We are happy to announce that a new Arkindex release is available. You can explore Arkindex and try out the newest features on our demo instance, demo.arkindex.org.

Datasets

Now that the datasets feature is fully operational, and dataset processes can be used to train Machine Learning models, the old training processes have been removed entirely, both from the Arkindex frontend and the API.

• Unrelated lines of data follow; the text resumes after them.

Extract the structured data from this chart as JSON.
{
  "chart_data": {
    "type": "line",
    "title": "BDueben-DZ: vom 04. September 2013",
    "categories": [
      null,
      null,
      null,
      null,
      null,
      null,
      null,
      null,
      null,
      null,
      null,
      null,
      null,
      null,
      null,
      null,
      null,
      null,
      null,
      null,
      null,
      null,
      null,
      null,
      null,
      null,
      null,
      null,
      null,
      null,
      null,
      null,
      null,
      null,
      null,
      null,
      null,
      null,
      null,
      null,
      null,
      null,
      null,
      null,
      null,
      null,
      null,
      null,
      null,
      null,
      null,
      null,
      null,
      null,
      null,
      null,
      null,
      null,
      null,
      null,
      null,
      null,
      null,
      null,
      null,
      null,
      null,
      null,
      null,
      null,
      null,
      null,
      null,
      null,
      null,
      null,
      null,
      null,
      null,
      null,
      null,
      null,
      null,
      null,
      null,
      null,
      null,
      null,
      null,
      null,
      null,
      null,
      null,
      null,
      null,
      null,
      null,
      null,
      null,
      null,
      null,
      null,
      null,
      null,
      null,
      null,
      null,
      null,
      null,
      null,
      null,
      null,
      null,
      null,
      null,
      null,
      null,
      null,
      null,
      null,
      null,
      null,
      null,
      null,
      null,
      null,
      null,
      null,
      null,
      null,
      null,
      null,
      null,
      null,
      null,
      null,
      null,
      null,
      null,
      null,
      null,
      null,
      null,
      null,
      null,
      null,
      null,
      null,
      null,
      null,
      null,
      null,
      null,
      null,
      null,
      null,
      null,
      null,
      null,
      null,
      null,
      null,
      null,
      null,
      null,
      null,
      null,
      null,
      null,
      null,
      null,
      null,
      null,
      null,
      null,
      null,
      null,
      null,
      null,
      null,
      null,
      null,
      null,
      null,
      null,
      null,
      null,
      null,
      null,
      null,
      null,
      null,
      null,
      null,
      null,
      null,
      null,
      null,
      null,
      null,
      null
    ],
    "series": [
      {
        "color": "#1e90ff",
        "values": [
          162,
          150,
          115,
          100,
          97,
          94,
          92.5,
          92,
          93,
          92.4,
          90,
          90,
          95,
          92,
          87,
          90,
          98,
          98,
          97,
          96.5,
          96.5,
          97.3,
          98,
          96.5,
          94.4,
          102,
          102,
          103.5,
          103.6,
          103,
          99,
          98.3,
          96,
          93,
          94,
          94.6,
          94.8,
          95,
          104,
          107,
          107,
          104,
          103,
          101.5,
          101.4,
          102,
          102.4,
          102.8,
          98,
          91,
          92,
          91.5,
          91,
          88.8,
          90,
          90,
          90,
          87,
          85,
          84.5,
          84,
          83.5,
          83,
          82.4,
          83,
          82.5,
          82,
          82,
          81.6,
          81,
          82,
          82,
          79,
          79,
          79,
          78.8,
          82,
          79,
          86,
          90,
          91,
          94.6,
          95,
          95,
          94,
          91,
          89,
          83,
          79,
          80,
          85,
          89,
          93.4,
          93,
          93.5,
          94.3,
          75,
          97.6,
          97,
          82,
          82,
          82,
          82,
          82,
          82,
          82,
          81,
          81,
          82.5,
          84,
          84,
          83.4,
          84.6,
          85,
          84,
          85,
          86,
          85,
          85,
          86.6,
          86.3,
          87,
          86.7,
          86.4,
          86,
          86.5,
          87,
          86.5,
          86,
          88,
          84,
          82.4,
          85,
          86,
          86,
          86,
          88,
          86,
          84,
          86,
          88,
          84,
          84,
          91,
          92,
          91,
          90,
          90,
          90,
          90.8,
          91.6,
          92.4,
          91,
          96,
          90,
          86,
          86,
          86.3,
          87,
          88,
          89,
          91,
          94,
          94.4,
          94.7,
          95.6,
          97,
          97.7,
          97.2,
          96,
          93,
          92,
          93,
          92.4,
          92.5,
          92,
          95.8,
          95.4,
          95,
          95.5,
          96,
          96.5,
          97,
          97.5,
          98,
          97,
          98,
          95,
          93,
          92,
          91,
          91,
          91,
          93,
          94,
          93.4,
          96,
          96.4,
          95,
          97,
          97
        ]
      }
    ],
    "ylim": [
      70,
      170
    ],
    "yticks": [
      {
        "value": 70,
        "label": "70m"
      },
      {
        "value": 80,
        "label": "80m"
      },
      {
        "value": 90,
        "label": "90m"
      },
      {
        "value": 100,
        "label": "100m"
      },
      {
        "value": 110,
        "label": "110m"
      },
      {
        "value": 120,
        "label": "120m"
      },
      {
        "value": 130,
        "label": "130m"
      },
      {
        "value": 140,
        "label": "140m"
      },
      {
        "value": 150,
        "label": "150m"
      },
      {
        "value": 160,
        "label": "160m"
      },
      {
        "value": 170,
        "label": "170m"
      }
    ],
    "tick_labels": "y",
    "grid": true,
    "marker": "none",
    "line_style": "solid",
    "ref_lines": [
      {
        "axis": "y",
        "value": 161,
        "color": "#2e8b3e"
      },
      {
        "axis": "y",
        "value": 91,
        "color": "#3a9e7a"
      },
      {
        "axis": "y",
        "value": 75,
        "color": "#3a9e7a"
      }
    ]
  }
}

The ListElementDatasets API endpoint now allows filtering by dataset set, and the RetrieveDataset endpoint returns an elements count for each dataset set, with no changes to the way dataset details are displayed by the Arkindex frontend. See the API documentation for more information.

dataset details

It is now possible to navigate between dataset elements. If an element belongs to a dataset, then on its details page, in the Dataset section of the details panel on the right, arrows are displayed which allow you to go to the previous and next elements in the same dataset and set.

dataset elements navigation

When creating a dataset process, it is now possible to select precisely which sets from a dataset to use, instead of the process always running on all the selected dataset's elements.

dataset sets in dataset processes

A new API endpoint, CreateDatasetElement, is now available and allows you to add a single element to a dataset.

Processes

The buttons in the top-right corner of the process status page have been transformed into an Actions dropdown menu, and from there you can now access a started or completed process's configuration.

see process configuration

When viewing a started or completed process's elements, the filters that were used to select these elements when the process was created are now displayed.

elements filters

When deleting a process from the processes list page, a confirmation modal now opens, instead of the process being deleted right away.

process deletion confirmation modal

Worker and model archival

Workers and Models can now be archived by users with administrator rights on the target worker or model. An archived worker or model can no longer be used in a Process.

worker archival

In the Arkindex frontend, the Archive worker button is available from the workers list, as well as on a worker's details page. Conversely, the Archive model button is available from the models list, as well as from a model's details page.

Exports

Project exports can now be deleted from the project exports management modal. A new API endpoint, DestroyExport, has been created.

project exports mgmt modal

Worker runs

In order to be able to use worker runs the way we previously used worker versions, as identifiers of how an object was produced on Arkindex, we have started to build a cache of worker runs in a project, much like the existing cache of worker versions. This cache stores the worker runs that are attached to currently existing objects in a project: if all the objects created by a given worker run are deleted, then that worker run will be removed from the cache.

A new API endpoint, ListCorpusWorkerRuns, has been created, and allows you to list, for a given project, the worker runs which have produced existing objects within that project.

The DestroyWorkerResults API endpoint now accepts the worker_run_id argument. When a worker run ID is specified, if any worker version, model version or configuration ID is also passed to the endpoint it will be ignored. See the API documentation for details.

Elements can now be filtered by worker run ID in the Arkindex frontend, through the filter bar.

worker run id filter bar

Miscellaneous frontend improvements

Markdown descriptions for Workers, Models, Model Versions and Datasets are now rendered in the Arkindex frontend.

markdown description

A copyable worker run ID is now displayed at the top of the worker run details modal.

worker run id in wr details modal

Element thumbnails are now correctly generated for elements that are less than 400 pixels high.

A child element's details are now being correctly displayed even if that element has no zone.

Command Line Interface

The handling of classifications, metadata and entities in the CLI's CSV export has been updated. See the CLI documentation for information about the CSV export's output.

A new export mode that outputs DocX documents has been added. See the CLI documentation for usage instructions and details.

Gitlab integration removal

As we do not need Gitlab integration anymore, it has been removed from the backend code, and the relevant views and references have been removed from the frontend as well.

Miscellaneous

  • Errors encountered by the Ponos agent when starting a container are now being correctly reported, for easier troubleshooting.
  • When a user tries to upload a ZIP archive bigger than 2GB, an explicit error message is displayed by the frontend.
  • The description of the PartialUpdateElement API endpoint has been updated to reflect that it can do a lot more than just rename the target element.